The orchestra, conducted by Tobias Ringborg, deserves mention for being a notch higher than Scottish Opera’s usual standard, delivering Mozart’s score with vivid attention to detail and a fine dynamic range. The chorus was fantastically buoyant and amusing from the very start, in their bustling work on the fields at dawn during the Overture and at their every subsequent appearance. The little girl from the chorus sticking her tongue out at the Count at the end of Act I was another amusing touch. This idea continues during the Countess’ “Porgi amor” in Act II when a girl, like a vision of her childhood, walks diagonally across the stage to the back wings – an effective but insubstantial and underdeveloped motif which risked making certain other directorial details seem haphazard. Another curiosity was in the Act II finale: why would the door to the Countess’ closet be placed invisibly stage right instead of in the place of the dramatically unimportant door to her bedroom?

Hanna Hipp (Cherubino), Eleanor Dennis (Countess) and Anna Devin (Susanna) © Bill Cooper
Hanna Hipp (Cherubino), Eleanor Dennis (Countess) and Anna Devin (Susanna)
© Bill Cooper

It quickly became apparent just how brisk the entire production was, leaving barely a gap for applause after most arias and moving quite impatiently from scene to scene. This was really only a problem in Act III which, containing the major arias of the Count and Countess as well as the Countess’ duet with Susanna, forms the emotional core of the opera and requires a slower pace to properly sink in. Gravitas was finally achieved by Act IV in Figaro’s misogynistic aria “Aprite un po’ quegli occhi”, lit with almost gothic brilliance by a single white spotlight, and in Susanna’s “Deh vieni non tardar”. Indeed, Ben McAteer’s Figaro and, in particular, Anna Devin’s Susanna were the two stand-outs, along with an excellent performance by Samuel Dale Johnson as Count Almaviva. Only Hanna Hipp’s Cherubino and Eleanor Dennis’ Countess needed a wider range of expressive nuance to portray these contrasting but intertwined and absolutely essential roles.

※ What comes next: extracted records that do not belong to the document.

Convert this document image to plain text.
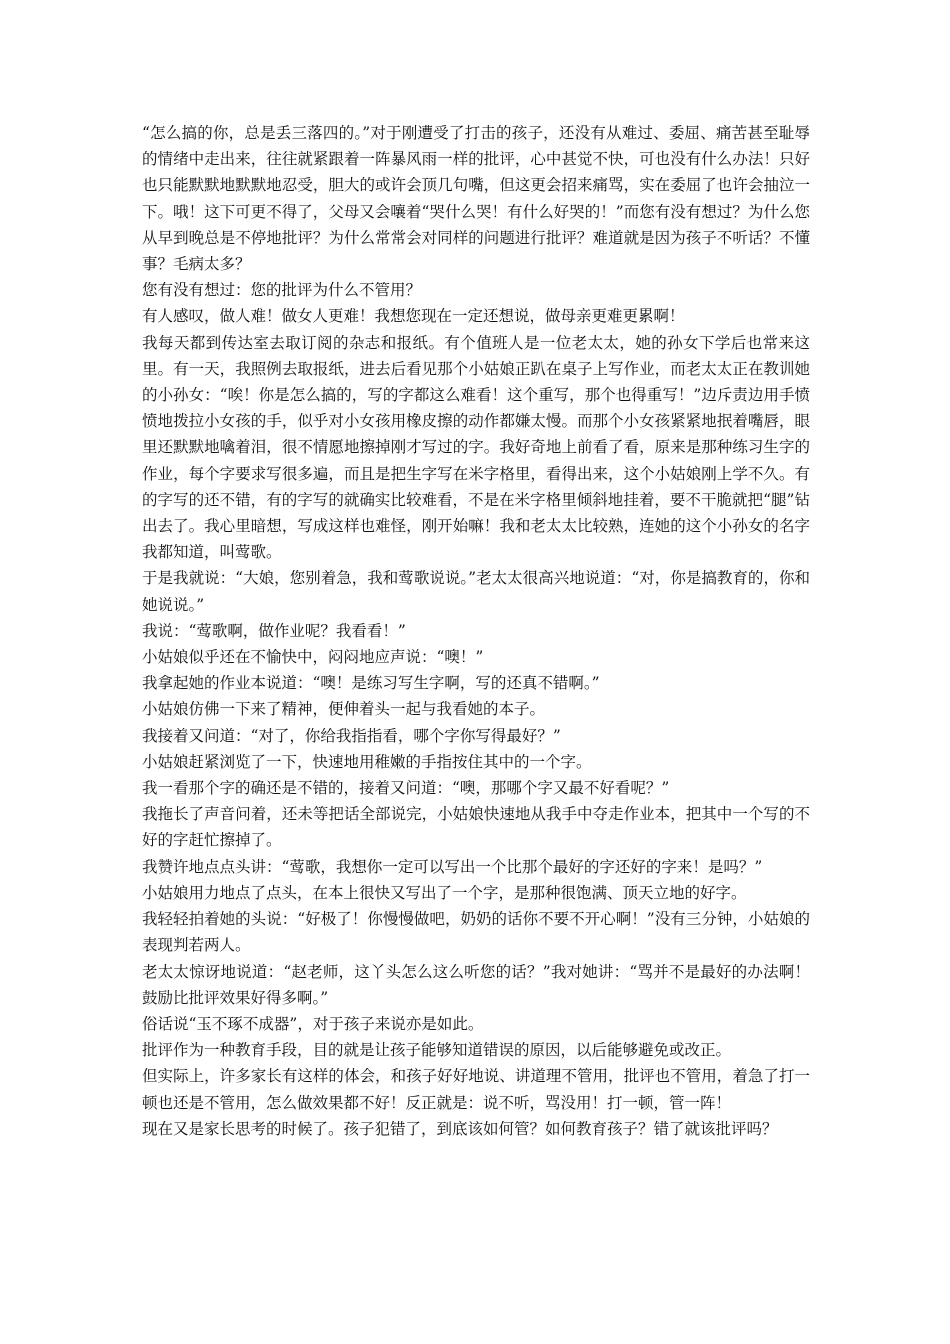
“怎么搞的你，总是丢三落四的。”对于刚遭受了打击的孩子，还没有从难过、委屈、痛苦甚至耻辱的情绪中走出来，往往就紧跟着一阵暴风雨一样的批评，心中甚觉不快，可也没有什么办法！只好也只能默默地默默地忍受，胆大的或许会顶几句嘴，但这更会招来痛骂，实在委屈了也许会抽泣一下。哦！这下可更不得了，父母又会嚷着“哭什么哭！有什么好哭的！”而您有没有想过？为什么您从早到晚总是不停地批评？为什么常常会对同样的问题进行批评？难道就是因为孩子不听话？不懂事？毛病太多？

您有没有想过：您的批评为什么不管用？

有人感叹，做人难！做女人更难！我想您现在一定还想说，做母亲更难更累啊！

我每天都到传达室去取订阅的杂志和报纸。有个值班人是一位老太太，她的孙女下学后也常来这里。有一天，我照例去取报纸，进去后看见那个小姑娘正趴在桌子上写作业，而老太太正在教训她的小孙女：“唉！你是怎么搞的，写的字都这么难看！这个重写，那个也得重写！”边斥责边用手愤愤地拨拉小女孩的手，似乎对小女孩用橡皮擦的动作都嫌太慢。而那个小女孩紧紧地抿着嘴唇，眼里还默默地噙着泪，很不情愿地擦掉刚才写过的字。我好奇地上前看了看，原来是那种练习生字的作业，每个字要求写很多遍，而且是把生字写在米字格里，看得出来，这个小姑娘刚上学不久。有的字写的还不错，有的字写的就确实比较难看，不是在米字格里倾斜地挂着，要不干脆就把“腿”钻出去了。我心里暗想，写成这样也难怪，刚开始嘛！我和老太太比较熟，连她的这个小孙女的名字我都知道，叫莺歌。

于是我就说：“大娘，您别着急，我和莺歌说说。”老太太很高兴地说道：“对，你是搞教育的，你和她说说。”

我说：“莺歌啊，做作业呢？我看看！”

小姑娘似乎还在不愉快中，闷闷地应声说：“噢！”

我拿起她的作业本说道：“噢！是练习写生字啊，写的还真不错啊。”

小姑娘仿佛一下来了精神，便伸着头一起与我看她的本子。

我接着又问道：“对了，你给我指指看，哪个字你写得最好？”

小姑娘赶紧浏览了一下，快速地用稚嫩的手指按住其中的一个字。

我一看那个字的确还是不错的，接着又问道：“噢，那哪个字又最不好看呢？”

我拖长了声音问着，还未等把话全部说完，小姑娘快速地从我手中夺走作业本，把其中一个写的不好的字赶忙擦掉了。

我赞许地点点头讲：“莺歌，我想你一定可以写出一个比那个最好的字还好的字来！是吗？”

小姑娘用力地点了点头，在本上很快又写出了一个字，是那种很饱满、顶天立地的好字。

我轻轻拍着她的头说：“好极了！你慢慢做吧，奶奶的话你不要不开心啊！”没有三分钟，小姑娘的表现判若两人。

老太太惊讶地说道：“赵老师，这丫头怎么这么听您的话？”我对她讲：“骂并不是最好的办法啊！鼓励比批评效果好得多啊。”

俗话说“玉不琢不成器”，对于孩子来说亦是如此。

批评作为一种教育手段，目的就是让孩子能够知道错误的原因，以后能够避免或改正。

但实际上，许多家长有这样的体会，和孩子好好地说、讲道理不管用，批评也不管用，着急了打一顿也还是不管用，怎么做效果都不好！反正就是：说不听，骂没用！打一顿，管一阵！

现在又是家长思考的时候了。孩子犯错了，到底该如何管？如何教育孩子？错了就该批评吗？
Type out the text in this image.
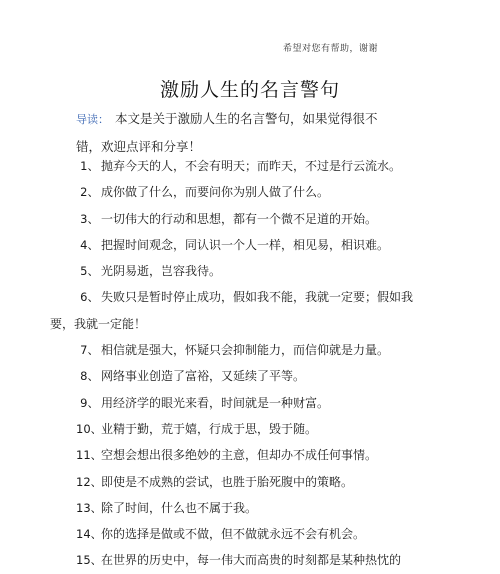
希望对您有帮助，谢谢
激励人生的名言警句
导读： 本文是关于激励人生的名言警句，如果觉得很不错，欢迎点评和分享！
1、 抛弃今天的人，不会有明天；而昨天，不过是行云流水。
2、 成你做了什么，而要问你为别人做了什么。
3、 一切伟大的行动和思想，都有一个微不足道的开始。
4、 把握时间观念，同认识一个人一样，相见易，相识难。
5、 光阴易逝，岂容我待。
6、 失败只是暂时停止成功，假如我不能，我就一定要；假如我
要，我就一定能！
7、 相信就是强大，怀疑只会抑制能力，而信仰就是力量。
8、 网络事业创造了富裕，又延续了平等。
9、 用经济学的眼光来看，时间就是一种财富。
10、业精于勤，荒于嬉，行成于思，毁于随。
11、空想会想出很多绝妙的主意，但却办不成任何事情。
12、即使是不成熟的尝试，也胜于胎死腹中的策略。
13、除了时间，什么也不属于我。
14、你的选择是做或不做，但不做就永远不会有机会。
15、在世界的历史中，每一伟大而高贵的时刻都是某种热忱的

Allen’s production of Figaro is undeniably enjoyable, for the most part capturing the tension between the story’s disruptive erotic drive and Mozart’s exquisite Classical style (which, in 1786, was pretty much at its peak). Only occasionally does a clumsy or awkward moment of stage blocking or mise-en-scène betray some conceptual and directorial loose-ends, which may at least tighten as the production’s run continues. The ever-present comic elements veered between rather deliberate and effortlessly hilarious, and at its best the performance was exhilarating. Alongside the mostly excellent vocal performances, this was a strong start to the season and a Marriage of Figaro to remember.